Incydent sprzed dwóch tygodni był dotychczas skrzętnie skrywany. Ujawnił go dopiero dzisiaj "Super Express", który napisał, że w niedzielę 28 lipca Wojtunik razem z córką wsiadł do prywatnego renault espace.
"Szef CBA jedzie w kierunku Żyrardowa odebrać swoją drugą córkę z kolonii. Na rogatkach Warszawy zaczyna słyszeć dziwne dźwięki, wydobywające się z lewego przedniego koła. Zatrzymuje samochód na poboczu i sprawdza koło. Okazuje się, że w kole ma odkręcone 5 śrub" - napisał "SE".
Próbowaliśmy zweryfikować te informacje i zadzwoniliśmy do Jacek Dobrzyński, rzecznika Centralnego Biura Antykorupcyjnego. Nie był zbyt rozmowny. Niemal na wszystkie pytania odpowiadał w ten sam sposób.
- O wszelkich incydentach związanych z bezpieczeństwem szefa CBA informujemy BOR. Tam proszę dowiadywać się - tłumaczył.
Warto przypomnieć, że Wojtunik przeszedł do CBA z Centralnego Biura Śledczego, gdzie zajmował się rozpracowywaniem przestępczości zorganizowanej i gangsterzy rzekomo mieli wydać na niego wyrok śmierci. Dlatego ówczesny minister spraw wewnętrznych przyznał Wojtunikowi ochronę BOR.
Major Dariusz Aleksandrowicz potwierdził nam doniesienia "Super Expressu", ale...
- Na pewno stwierdzono poluzowanie się śrub, nie wiemy jednak, czy ktoś to zrobił celowo. Sprawą zajmuje się prokuratura, która wszczęła postępowanie z urzędu, bo Paweł Wojtunik nie złożył zawiadomienia - wyjaśnia rzecznik BOR-u.

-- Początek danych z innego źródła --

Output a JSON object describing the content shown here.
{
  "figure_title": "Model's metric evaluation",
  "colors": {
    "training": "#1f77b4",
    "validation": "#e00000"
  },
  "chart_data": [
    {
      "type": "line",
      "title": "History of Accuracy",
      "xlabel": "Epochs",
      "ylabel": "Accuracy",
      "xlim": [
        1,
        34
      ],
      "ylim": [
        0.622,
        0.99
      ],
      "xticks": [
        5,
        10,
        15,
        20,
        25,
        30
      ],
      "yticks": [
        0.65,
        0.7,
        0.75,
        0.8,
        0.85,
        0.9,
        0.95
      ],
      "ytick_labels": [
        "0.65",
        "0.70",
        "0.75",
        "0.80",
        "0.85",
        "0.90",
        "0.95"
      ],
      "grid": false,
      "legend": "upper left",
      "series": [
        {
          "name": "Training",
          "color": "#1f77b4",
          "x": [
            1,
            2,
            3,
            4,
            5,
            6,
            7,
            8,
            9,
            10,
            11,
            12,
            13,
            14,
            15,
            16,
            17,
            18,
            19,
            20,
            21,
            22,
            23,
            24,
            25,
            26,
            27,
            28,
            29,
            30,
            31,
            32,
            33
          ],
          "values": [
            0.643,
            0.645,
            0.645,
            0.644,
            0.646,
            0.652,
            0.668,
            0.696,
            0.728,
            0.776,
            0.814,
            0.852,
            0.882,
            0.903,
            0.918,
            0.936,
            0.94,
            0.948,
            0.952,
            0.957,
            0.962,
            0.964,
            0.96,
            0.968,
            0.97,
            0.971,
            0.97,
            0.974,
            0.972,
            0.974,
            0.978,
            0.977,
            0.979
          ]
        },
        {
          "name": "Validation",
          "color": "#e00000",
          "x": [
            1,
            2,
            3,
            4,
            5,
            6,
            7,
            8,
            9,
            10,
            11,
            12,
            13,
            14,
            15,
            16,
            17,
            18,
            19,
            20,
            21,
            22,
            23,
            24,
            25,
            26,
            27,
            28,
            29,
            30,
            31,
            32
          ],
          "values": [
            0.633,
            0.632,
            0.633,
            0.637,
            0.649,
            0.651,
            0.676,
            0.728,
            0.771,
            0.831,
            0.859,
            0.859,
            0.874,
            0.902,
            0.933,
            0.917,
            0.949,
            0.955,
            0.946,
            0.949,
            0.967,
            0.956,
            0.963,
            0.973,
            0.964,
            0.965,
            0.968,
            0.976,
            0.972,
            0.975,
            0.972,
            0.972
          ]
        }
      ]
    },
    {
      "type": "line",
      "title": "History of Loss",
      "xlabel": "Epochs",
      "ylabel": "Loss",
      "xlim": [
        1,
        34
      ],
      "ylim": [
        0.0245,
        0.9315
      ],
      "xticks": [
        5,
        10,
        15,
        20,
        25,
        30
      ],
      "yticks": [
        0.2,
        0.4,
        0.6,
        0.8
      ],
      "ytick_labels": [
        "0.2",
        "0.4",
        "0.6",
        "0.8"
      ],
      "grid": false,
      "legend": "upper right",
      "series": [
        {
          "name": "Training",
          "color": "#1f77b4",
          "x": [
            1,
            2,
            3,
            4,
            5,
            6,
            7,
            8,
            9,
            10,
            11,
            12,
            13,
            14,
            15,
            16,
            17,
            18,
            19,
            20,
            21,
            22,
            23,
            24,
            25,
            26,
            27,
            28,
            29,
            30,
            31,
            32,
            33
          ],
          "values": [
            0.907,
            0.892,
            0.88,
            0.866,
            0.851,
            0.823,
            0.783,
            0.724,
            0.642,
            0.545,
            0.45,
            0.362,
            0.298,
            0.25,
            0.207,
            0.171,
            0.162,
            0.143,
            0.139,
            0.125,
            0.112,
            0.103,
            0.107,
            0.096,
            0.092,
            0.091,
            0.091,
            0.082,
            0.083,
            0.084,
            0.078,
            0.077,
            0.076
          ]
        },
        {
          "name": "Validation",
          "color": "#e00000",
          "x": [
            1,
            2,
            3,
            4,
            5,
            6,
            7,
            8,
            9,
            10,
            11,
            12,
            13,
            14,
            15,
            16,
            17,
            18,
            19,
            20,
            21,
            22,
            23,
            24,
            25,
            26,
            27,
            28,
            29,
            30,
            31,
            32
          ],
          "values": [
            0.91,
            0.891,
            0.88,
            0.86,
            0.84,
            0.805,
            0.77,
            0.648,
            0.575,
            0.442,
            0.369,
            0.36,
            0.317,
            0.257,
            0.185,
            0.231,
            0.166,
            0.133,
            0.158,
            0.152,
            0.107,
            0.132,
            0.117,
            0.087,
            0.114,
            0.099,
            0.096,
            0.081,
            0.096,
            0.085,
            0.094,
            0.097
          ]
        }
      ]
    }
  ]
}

Dociekaliśmy, jak to mogło się stać, że szef jednej z największych służb specjalnych w Polsce, poruszał się niesprawnym samochodem. A jeśli była to próba zamachu, to jakim cudem bandyta dotarł do auta Wojtunika i miał tyle czasu, że odkręcił aż pięć śrub. Wygląda to na kolejką kompromitującą wpadkę Biura Ochrony Rządu. Oczywiście, jego rzecznik widzi sprawę inaczej.
- To nie był samochód służbowy - tłumaczy mjr Aleksandrowicz. -
Tamtego dnia Paweł Wojtunik chciał spędzić czas w gronie rodziny i zrezygnował z ochrony - dodaje.
- Po tym incydencie, i pogróżkach, ochrona została zmieniona i wzmocniona - podkreśla rzecznik BOR. Pogróżki? To była nowa informacja. Pytaliśmy więc o szczegóły. -
Nic więcej nie mogę powiedzieć - skwitował mjr Aleksandrowicz.
Dzisiaj na stronie internetowej Prokuratury Okręgowej w Warszawie pojawił się komunikat, że:
"w dniu 12 sierpnia 2013 r. wdrożyła z urzędu postępowanie sprawdzające w sprawie narażenia Szefa CBA Pawła Wojtunika na bezpośrednie niebezpieczeństwo utraty życia albo ciężkiego uszczerbku na zdrowiu tj. o czyn z art. 160 § 1 1kk.". Czynności w sprawie zostaną zlecone Komendzie Stołecznej Policji w Warszawie.